魯盛稍有吃驚,但他也是參加過戰爭的人,特殊任務執行過不止一次,馬上鎮定下來。
烈三槐雙手下壓,地面上長出數道青藤,往魯盛腳上纏去。
魯盛很是警覺,馬上跳開,快速欺近。
洛川不用再看,魯盛贏定了。
這烈三槐按地球的境界劃分,修為大概在練氣境,操控的青藤如果是對付一般的士兵,絕對能讓人手忙腳亂,可是直屬營的所有人早就脫胎換骨了。
魯盛貼近烈三槐,以軍中的格斗術攻擊,烈三槐雙手張開,撐起一尺大小的青色屏障,來抵擋拳頭。
但那青色屏障在拳頭下應聲而碎,烈三槐更是倒退七八步才站穩。
“這么大勁?”
龍組的所有人都意外。
蕭晴月眼神一亮,這個戰士不簡單,幾乎把煉體鍛煉到極致了,可以吸收進龍組。
魯盛根本不給烈三槐機會,一套組合拳,逼得烈三槐使不出任何招數,再一個掃腿,烈三槐痛叫一聲摔倒。
魯盛撲到壓在他身上,單手剪住他雙臂,另一手在他脖子上劃過:“這要是戰斗,你已經死了。”
“魯盛,干什么?
謙虛知不知道?”
冷山裝模作樣大喝,但誰都能看出他臉上的笑意。
“是!營長。”
魯盛扶起烈三槐,敬了個禮:“對不住,我以后一定謙虛!”
轉身走向隊伍。
烈三槐又羞又怒。
戰士們竊竊私語:“就該這樣收拾他們,換我也能,關鍵要謙虛。”
洛川鄙夷:要不是我幫你們提升了體質,你們謙虛個屁!吳鴻子指名道姓讓烈三槐出馬,還要挑戰所有戰士,結果一個人就把烈三槐收拾了,作為自封的龍組頭頭,吼道:“烈三槐,你丟不丟人?”
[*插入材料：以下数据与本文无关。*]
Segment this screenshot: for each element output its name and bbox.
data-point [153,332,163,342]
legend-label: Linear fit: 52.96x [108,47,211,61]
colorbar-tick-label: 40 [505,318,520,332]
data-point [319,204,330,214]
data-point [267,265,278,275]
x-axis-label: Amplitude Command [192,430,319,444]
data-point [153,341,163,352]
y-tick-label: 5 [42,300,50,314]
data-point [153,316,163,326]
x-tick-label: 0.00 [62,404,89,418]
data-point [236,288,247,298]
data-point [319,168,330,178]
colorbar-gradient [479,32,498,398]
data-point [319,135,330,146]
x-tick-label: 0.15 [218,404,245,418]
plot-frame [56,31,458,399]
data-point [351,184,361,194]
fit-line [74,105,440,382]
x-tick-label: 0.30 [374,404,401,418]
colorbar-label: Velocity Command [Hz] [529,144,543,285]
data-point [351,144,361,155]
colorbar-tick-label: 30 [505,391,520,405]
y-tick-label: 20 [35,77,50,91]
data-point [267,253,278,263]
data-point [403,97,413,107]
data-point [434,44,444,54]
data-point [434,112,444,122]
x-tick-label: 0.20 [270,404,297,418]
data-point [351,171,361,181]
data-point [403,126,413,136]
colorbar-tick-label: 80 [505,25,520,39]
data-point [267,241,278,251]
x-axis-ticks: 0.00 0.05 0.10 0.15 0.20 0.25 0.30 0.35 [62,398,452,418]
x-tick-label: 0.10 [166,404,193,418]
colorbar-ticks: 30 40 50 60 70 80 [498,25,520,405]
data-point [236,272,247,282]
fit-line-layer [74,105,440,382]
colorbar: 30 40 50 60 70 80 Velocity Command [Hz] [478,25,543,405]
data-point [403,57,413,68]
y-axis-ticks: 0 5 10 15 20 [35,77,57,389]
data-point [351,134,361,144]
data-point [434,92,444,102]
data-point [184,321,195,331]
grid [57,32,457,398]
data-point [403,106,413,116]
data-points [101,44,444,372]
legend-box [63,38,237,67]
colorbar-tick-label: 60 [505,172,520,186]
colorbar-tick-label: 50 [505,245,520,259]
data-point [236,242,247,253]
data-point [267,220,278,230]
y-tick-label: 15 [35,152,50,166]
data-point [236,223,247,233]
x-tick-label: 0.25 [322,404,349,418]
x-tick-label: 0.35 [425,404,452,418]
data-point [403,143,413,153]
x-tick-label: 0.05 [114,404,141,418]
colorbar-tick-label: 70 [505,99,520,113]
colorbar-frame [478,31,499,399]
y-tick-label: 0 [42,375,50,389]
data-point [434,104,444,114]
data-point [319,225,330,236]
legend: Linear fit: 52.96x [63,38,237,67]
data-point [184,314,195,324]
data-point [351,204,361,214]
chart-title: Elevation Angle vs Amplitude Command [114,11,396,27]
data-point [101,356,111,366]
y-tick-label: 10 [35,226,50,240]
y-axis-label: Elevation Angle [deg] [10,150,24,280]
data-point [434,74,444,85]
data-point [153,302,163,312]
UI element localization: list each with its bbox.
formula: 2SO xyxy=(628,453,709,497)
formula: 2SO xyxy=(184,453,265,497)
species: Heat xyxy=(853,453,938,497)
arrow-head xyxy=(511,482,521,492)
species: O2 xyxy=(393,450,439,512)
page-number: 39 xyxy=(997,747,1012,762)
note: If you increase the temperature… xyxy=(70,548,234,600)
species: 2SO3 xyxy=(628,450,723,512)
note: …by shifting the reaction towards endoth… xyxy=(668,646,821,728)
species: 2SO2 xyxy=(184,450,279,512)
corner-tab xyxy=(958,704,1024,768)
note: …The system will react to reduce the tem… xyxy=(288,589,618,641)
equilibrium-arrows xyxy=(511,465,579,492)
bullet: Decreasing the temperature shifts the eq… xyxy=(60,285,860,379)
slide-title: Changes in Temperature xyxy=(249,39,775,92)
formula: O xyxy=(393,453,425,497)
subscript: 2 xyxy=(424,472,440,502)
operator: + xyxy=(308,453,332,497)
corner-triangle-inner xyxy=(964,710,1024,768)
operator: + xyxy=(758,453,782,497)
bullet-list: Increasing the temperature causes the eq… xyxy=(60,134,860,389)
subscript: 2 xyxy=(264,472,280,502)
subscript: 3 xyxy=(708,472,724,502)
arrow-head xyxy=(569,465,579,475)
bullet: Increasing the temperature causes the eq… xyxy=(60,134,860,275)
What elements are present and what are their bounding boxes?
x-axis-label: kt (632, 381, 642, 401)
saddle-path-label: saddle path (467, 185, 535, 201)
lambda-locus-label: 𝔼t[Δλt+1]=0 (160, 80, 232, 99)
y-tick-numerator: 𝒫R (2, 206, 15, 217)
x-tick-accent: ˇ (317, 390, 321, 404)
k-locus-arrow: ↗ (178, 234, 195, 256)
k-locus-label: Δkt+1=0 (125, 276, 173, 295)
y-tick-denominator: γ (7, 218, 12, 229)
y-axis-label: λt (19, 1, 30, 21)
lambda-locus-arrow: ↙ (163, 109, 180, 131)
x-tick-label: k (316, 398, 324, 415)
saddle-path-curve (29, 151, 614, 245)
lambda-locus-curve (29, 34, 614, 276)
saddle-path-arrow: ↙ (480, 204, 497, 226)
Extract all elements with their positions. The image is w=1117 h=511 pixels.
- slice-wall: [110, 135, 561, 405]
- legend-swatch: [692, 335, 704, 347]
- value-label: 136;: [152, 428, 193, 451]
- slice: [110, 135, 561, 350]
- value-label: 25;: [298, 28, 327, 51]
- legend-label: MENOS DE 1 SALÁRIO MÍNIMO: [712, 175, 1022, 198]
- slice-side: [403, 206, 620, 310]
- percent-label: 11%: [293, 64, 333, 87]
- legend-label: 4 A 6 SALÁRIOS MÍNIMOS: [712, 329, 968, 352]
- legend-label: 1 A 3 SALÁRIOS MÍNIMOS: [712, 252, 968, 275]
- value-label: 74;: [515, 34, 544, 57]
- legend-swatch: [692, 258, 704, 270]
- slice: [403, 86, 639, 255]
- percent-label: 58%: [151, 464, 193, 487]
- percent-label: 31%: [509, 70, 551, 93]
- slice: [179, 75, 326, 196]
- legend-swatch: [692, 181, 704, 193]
烈三槐無地自容,看魯盛正背對著他,惡從心頭起,雙手快速舞動,推出一道青色的劍氣。
“住手!”
蕭清月大驚。
但直屬營的戰士們卻是長吁:“輸不起啊。
什么龍組?”
覺察背后的偷襲,魯盛反應極快,腳下一蹬,躍起丈余高,凌空一掌飛龍在天,落地又是一招亢龍有悔。
烈三槐慘叫一聲飛出幾丈遠昏死過去。
“對不起,蕭組長,我沒有謙虛!”
魯盛這才走進隊列。
蕭晴月驚的合不攏嘴,魯盛的手段在她看來也是高明,但是更重要的是,她在一個人身上看到過這種招數,而且那個人使出來威力更大。
“打不過,還偷襲?”
洛川對龍組的做派完全看不慣,還是不明白為何把這樣的人召集起來,注意到蕭清月的張望,往人群里縮了縮。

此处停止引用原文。